The JavaScript language surface area is expanding. Sometimes I pine for the days when a newb to JavaScript had fewer concepts to grok when first encountering code. But on the whole, the additions and progress made have seemed worthwhile.

Transpiling By Default

But not all JavaScript runtimes can keep up with the flood of new language development. A mainstay in my JavaScript writing experience now seems to be Babel. Babel allows JavaScript transpilation, taking future-state JavaScript and rewriting it as current-day JavaScript that's interpretable by browsers today. Never before have I or others felt so comfortable using features that are coming but not yet fully cross-browser compatible.

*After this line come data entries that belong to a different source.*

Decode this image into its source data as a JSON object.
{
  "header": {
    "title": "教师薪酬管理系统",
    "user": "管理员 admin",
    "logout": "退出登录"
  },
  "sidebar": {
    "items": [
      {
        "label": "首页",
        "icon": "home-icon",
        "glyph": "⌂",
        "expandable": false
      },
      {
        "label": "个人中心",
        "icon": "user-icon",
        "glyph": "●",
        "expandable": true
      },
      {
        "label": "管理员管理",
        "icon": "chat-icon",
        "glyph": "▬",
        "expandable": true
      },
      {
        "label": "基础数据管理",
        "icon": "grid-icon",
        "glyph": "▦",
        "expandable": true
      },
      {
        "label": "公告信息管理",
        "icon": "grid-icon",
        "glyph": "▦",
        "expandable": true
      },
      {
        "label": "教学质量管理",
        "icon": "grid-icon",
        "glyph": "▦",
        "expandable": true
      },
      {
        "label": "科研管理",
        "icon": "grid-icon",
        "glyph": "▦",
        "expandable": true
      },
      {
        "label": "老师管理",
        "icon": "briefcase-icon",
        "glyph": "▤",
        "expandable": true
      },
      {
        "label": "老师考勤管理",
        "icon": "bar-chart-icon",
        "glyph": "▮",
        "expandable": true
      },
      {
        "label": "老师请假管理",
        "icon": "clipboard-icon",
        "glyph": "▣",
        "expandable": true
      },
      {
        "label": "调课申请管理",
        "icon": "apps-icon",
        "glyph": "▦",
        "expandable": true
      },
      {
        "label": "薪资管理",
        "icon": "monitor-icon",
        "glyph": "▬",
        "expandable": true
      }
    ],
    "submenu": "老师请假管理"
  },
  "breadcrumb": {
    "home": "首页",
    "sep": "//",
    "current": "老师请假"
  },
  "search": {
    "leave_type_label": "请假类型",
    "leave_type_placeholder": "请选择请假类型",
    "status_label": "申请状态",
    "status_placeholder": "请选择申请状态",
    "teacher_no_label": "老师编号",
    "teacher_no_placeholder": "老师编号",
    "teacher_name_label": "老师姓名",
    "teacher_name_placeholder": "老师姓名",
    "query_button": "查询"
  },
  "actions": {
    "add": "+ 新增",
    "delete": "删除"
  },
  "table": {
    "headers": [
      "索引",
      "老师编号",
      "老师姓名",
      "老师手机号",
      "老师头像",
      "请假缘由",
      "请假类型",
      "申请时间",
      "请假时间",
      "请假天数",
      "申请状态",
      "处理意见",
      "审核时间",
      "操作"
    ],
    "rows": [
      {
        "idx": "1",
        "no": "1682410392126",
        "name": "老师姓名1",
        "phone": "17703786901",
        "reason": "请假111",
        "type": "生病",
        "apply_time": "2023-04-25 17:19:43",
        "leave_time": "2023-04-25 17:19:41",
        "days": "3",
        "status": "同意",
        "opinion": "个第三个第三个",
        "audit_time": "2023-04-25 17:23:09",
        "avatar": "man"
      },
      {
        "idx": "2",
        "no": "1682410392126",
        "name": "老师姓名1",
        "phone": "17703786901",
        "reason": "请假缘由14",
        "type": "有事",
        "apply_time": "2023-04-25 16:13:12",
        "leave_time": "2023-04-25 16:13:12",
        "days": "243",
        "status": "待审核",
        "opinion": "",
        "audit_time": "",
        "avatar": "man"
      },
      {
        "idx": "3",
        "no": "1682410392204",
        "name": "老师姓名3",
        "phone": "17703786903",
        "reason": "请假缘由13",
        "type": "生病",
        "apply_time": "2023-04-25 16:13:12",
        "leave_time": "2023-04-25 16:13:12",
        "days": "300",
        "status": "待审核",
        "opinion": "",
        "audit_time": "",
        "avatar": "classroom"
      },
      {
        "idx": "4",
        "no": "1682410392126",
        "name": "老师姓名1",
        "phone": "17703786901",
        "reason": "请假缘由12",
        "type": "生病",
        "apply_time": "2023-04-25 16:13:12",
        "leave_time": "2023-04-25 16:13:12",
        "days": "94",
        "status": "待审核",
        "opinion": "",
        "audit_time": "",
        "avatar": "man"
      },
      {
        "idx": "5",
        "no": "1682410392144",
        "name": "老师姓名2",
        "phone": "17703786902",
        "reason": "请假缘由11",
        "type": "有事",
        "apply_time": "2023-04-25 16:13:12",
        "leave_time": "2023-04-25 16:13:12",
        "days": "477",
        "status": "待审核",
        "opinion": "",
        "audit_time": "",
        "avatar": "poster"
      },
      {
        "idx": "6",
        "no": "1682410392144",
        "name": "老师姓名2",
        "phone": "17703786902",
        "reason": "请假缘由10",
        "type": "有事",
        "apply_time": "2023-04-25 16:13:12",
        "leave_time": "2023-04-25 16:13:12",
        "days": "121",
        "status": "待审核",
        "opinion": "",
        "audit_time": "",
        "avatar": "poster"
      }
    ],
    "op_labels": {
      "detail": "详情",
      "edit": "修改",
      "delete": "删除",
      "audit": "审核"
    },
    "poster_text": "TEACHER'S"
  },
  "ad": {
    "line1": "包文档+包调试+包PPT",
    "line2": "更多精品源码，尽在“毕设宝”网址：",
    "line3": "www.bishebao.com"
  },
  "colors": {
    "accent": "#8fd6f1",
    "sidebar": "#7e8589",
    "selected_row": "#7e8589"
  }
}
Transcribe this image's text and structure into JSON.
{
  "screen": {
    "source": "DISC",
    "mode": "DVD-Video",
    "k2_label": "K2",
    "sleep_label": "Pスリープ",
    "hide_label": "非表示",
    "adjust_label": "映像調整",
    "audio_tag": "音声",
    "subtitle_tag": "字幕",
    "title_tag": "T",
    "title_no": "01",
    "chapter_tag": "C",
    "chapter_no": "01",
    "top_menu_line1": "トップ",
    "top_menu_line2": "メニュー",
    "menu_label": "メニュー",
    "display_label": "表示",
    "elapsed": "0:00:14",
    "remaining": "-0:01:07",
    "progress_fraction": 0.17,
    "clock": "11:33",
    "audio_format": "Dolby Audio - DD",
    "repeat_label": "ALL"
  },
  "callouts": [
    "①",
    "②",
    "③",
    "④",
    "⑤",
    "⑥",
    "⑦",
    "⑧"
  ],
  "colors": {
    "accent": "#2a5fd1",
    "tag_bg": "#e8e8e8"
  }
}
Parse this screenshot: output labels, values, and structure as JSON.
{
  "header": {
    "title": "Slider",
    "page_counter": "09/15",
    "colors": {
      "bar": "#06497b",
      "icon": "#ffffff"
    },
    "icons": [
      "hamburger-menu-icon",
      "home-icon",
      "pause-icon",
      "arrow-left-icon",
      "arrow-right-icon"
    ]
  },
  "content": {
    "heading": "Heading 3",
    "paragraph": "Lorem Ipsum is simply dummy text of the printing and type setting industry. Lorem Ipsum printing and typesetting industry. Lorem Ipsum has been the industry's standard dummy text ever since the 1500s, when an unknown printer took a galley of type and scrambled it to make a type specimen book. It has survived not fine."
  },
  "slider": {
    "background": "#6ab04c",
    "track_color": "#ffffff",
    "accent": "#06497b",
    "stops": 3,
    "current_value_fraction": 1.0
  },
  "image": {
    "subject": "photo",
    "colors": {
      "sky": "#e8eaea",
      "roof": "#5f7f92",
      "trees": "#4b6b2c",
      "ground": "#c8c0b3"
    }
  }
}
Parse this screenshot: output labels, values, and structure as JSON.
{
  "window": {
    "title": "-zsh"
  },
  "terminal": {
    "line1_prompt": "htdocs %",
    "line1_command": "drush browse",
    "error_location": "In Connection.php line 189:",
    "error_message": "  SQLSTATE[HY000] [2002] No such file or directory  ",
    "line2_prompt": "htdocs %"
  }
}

I have mixed feelings about JavaScript transpilation in the long-term. In some ways, I hope it goes away. But there are so many features yet to be adopted across major platforms that I see this as a necessity and a strong net-positive at least in the mid term.

Type Support

As JavaScript projects get bigger and more complex, there seems to be more appetite for a strong type system in JavaScript. I don't see this coming to the language itself, but who knows. The primo JavaScript flavor for typing is flowtype.

This is welcome and feels like it makes apps better in many situations. There are still situations, however, where I enjoy the ability to move quickly in JavaScript without first establishing the shapes of all required types.

The tooling here is getting better, but there's still much to be desired. Typing requirements and error messages can be quite cryptic.

Compile it All to JS

Is there a language today that doesn't compile to JavaScript? The fact that is hard to answer with one or many examples is a testament to the fact that writing and deploying JavaScript is a valuable target.

There are many languages around the JS ecosystem that act as feeders for many of the ideas and language advancements that come to JavaScript. Elm, Purescript, Typescript, Reason, and more. There is a lot of functional philosophy influence here. They brings ideas for new, expressive syntaxes.

These are few advances that can be felt in the JavaScript language space. Which developments have you had your eye on and feel are influential?